The New Counterculture Tarot

The Moon
Hexen 2.0 (c) Suzanne Treister

There’s a rising spirit of rebellion in the air – and the whiff of repression – that seems very much like the sixties.  The parallels were driven home when I visited the excellent  ‘You Say You Want a Revolution?’ exhibition at the Victoria and Albert Museum.  It examines how a range of cultural activities combined with political activism across the globe to try to bring about epochal change near fifty years ago, but also, tellingly, links those times to today.

One aspect examined the resurgence of occult thinking during that time – as much a metaphor for spiritual transformation and advancement as it was magical thinking.

A key part of this section was the tarot designed by conceptual artist Suzanne Treister, a redesign of the traditional tarot deck and one that echoes other historic re-imaginings, say Aleister Crowley’s Thoth tarot deck.  It’s a fantastic piece of work that fully understands the psychological dimension of the tarot and links it to a very contemporary drive for change.

At the top you can see The Moon card from my own deck – the card for intuition, dreams and the unconscious – which here summon up transhumanism, techno-gaianism, futurology and more aspects of radical change thinking.

The Hanged Man
Hexen 2.0 (c) Suzanne Treister

The Hexen 2.0 deck’s alchemical drawings pick up the interconnected histories of the computer and internet, cybernetics and counterculture, science fiction and futurism, ideas of the control society, as well as philosophical, literary and political responses to advancing technology.

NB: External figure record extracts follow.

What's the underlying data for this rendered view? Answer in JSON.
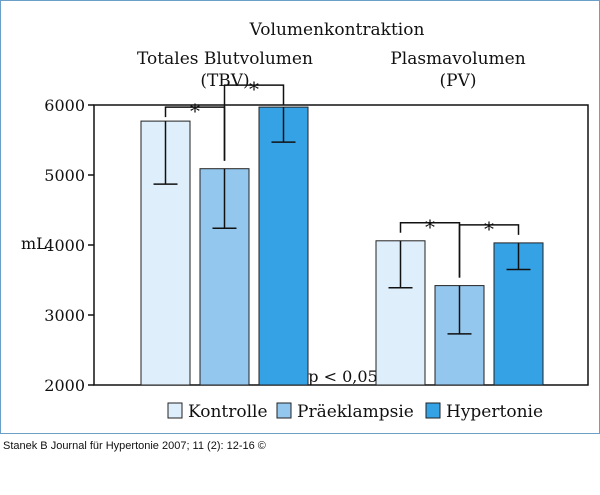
{
  "caption": "Stanek B Journal für Hypertonie 2007; 11 (2): 12-16 ©",
  "colors": {
    "Kontrolle": "#deeefb",
    "Präeklampsie": "#94c7ee",
    "Hypertonie": "#35a2e6",
    "frame": "#6a9fc8"
  },
  "chart_data": {
    "type": "bar",
    "title": "Volumenkontraktion",
    "ylabel": "mL",
    "ylim": [
      2000,
      6000
    ],
    "yticks": [
      2000,
      3000,
      4000,
      5000,
      6000
    ],
    "grid": false,
    "legend_position": "bottom",
    "annotation": "p < 0,05",
    "significance_marker": "*",
    "groups": [
      {
        "title_lines": [
          "Totales Blutvolumen",
          "(TBV)"
        ],
        "bars": [
          {
            "series": "Kontrolle",
            "value": 5770,
            "error_low": 4870
          },
          {
            "series": "Präeklampsie",
            "value": 5090,
            "error_low": 4240
          },
          {
            "series": "Hypertonie",
            "value": 5970,
            "error_low": 5470
          }
        ],
        "significance_pairs": [
          [
            0,
            1
          ],
          [
            1,
            2
          ]
        ]
      },
      {
        "title_lines": [
          "Plasmavolumen",
          "(PV)"
        ],
        "bars": [
          {
            "series": "Kontrolle",
            "value": 4060,
            "error_low": 3390
          },
          {
            "series": "Präeklampsie",
            "value": 3420,
            "error_low": 2730
          },
          {
            "series": "Hypertonie",
            "value": 4030,
            "error_low": 3650
          }
        ],
        "significance_pairs": [
          [
            0,
            1
          ],
          [
            1,
            2
          ]
        ]
      }
    ],
    "legend": [
      "Kontrolle",
      "Präeklampsie",
      "Hypertonie"
    ]
  }
}
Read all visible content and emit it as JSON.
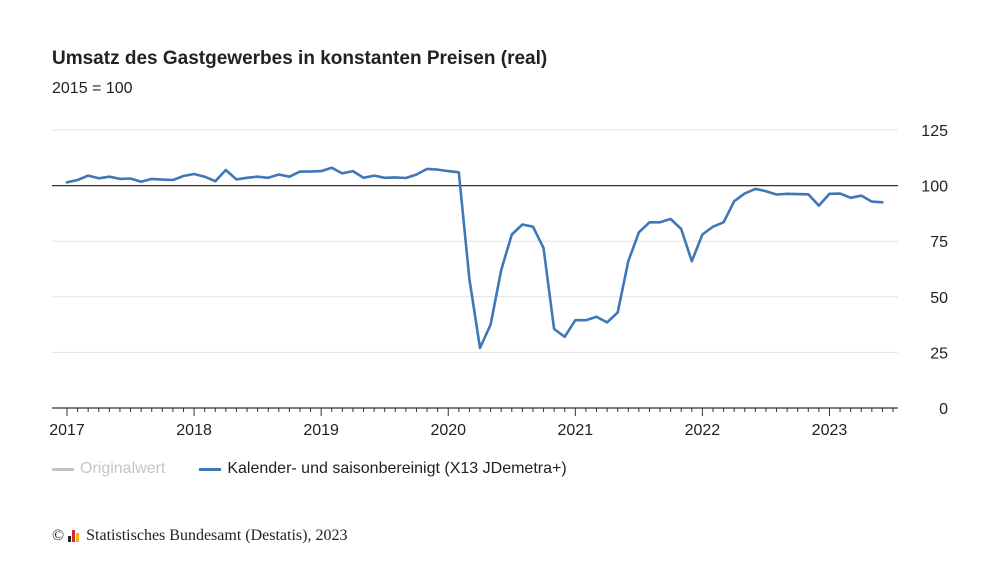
{
  "chart_data": {
    "type": "line",
    "title": "Umsatz des Gastgewerbes in konstanten Preisen (real)",
    "subtitle": "2015 = 100",
    "ylim": [
      0,
      125
    ],
    "yticks": [
      0,
      25,
      50,
      75,
      100,
      125
    ],
    "reference_line": 100,
    "x_start": "2017-01",
    "x_ticks": [
      "2017",
      "2018",
      "2019",
      "2020",
      "2021",
      "2022",
      "2023"
    ],
    "grid": true,
    "legend_position": "bottom-left",
    "series": [
      {
        "name": "Originalwert",
        "color": "#c4c4c4",
        "values": []
      },
      {
        "name": "Kalender- und saisonbereinigt (X13 JDemetra+)",
        "color": "#3f78b6",
        "values": [
          101.5,
          102.5,
          104.5,
          103.3,
          104,
          103,
          103.2,
          101.7,
          103,
          102.7,
          102.5,
          104.3,
          105.2,
          104,
          102,
          107,
          102.8,
          103.5,
          104,
          103.5,
          105,
          104,
          106.3,
          106.3,
          106.5,
          108,
          105.5,
          106.5,
          103.5,
          104.5,
          103.5,
          103.7,
          103.4,
          105,
          107.5,
          107.2,
          106.5,
          106,
          58,
          27,
          37.5,
          62,
          78,
          82.5,
          81.5,
          72,
          35.5,
          32,
          39.5,
          39.5,
          41,
          38.5,
          43,
          66,
          79,
          83.5,
          83.5,
          85,
          80.5,
          66,
          78,
          81.5,
          83.5,
          93,
          96.5,
          98.5,
          97.5,
          96,
          96.3,
          96.2,
          96.1,
          91,
          96.3,
          96.4,
          94.5,
          95.5,
          92.8,
          92.5
        ]
      }
    ]
  },
  "legend": {
    "items": [
      {
        "label": "Originalwert",
        "color": "#c4c4c4"
      },
      {
        "label": "Kalender- und saisonbereinigt (X13 JDemetra+)",
        "color": "#3f78b6"
      }
    ]
  },
  "footer": {
    "copyright_symbol": "©",
    "source": "Statistisches Bundesamt (Destatis), 2023",
    "logo_colors": [
      "#222222",
      "#d62b2b",
      "#f2b21c"
    ]
  }
}
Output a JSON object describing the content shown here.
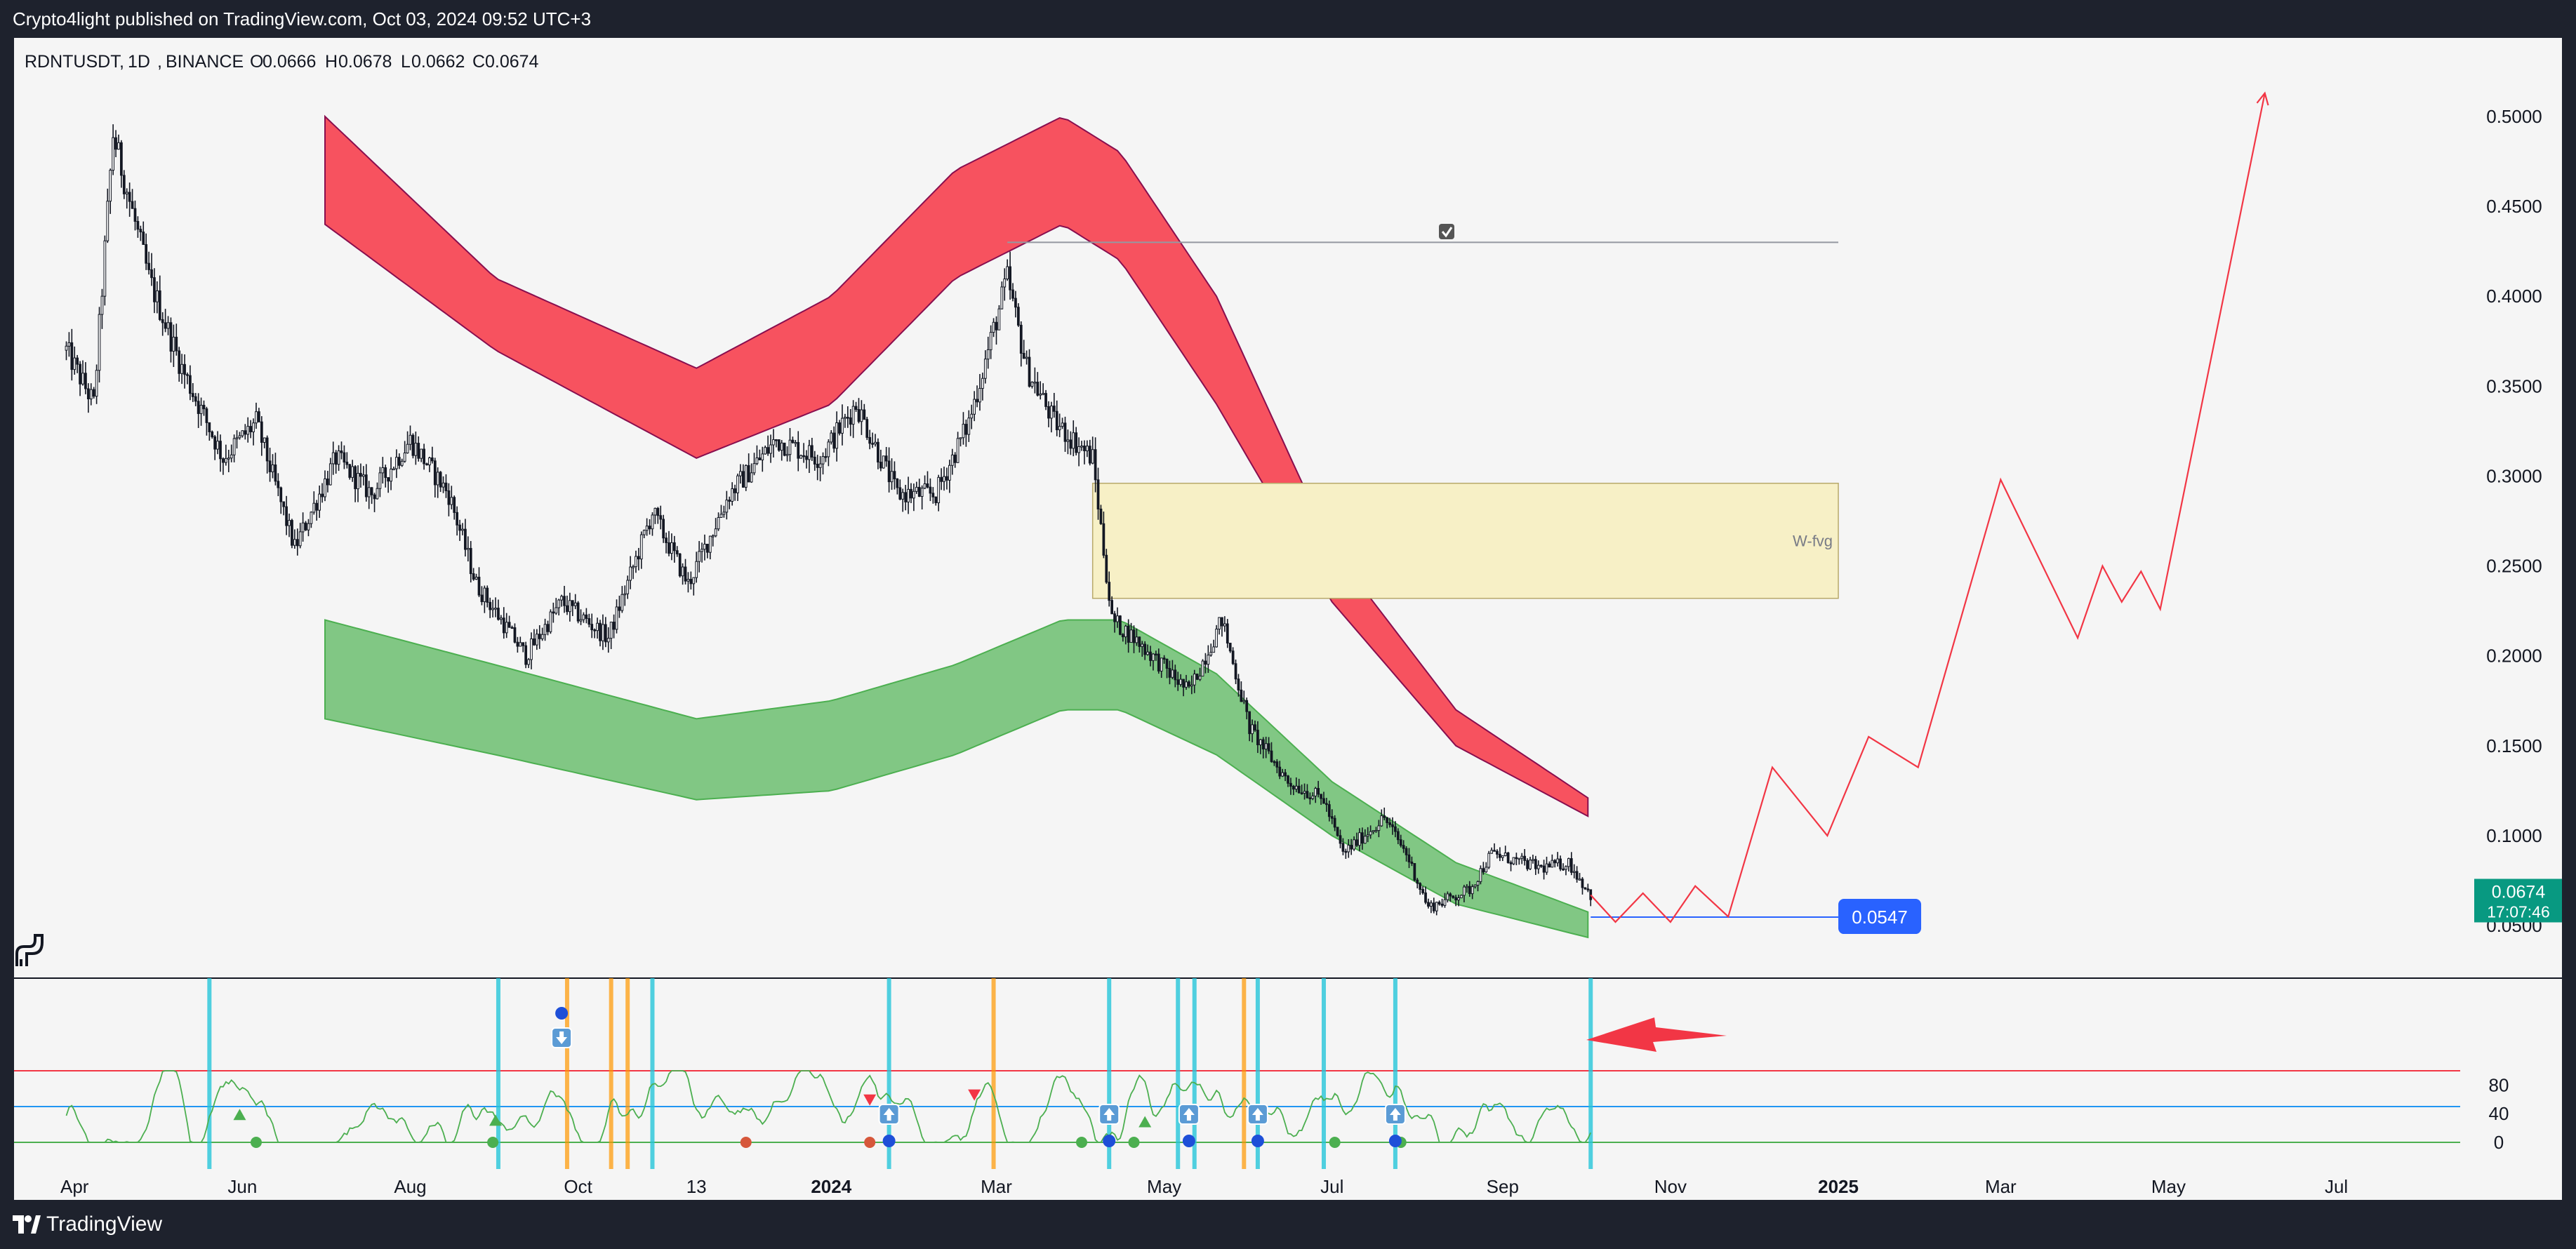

Here you can see Stewart Brand as The Hanged Man, creator of the Whole Earth Catalogue in the sixties and an associate of Ken Kesey and his Merry Pranksters in the tarot’s traditional archetype of the spiritual thinker who accepts sacrifice for the greater good.  Treister recognises Brand’s key role in today’s digital culture.

Other cards feature The Control Society as The Devil, Aldous Huxley as The Fool, the wisest card in the deck, Timothy Leary as The Magician, Ada Lovelace as the Queen of Chalices, Quantum Computing and A.I. as The Star, and many more fascinating pieces that are well worth reflection in the true tarot spirit.

I’ve found this deck is actually influencing a lot of my thinking about this new world that we’re all moving into, and particularly the kind of response it needs.  Hexen 2.0 is available online in the V & A shop.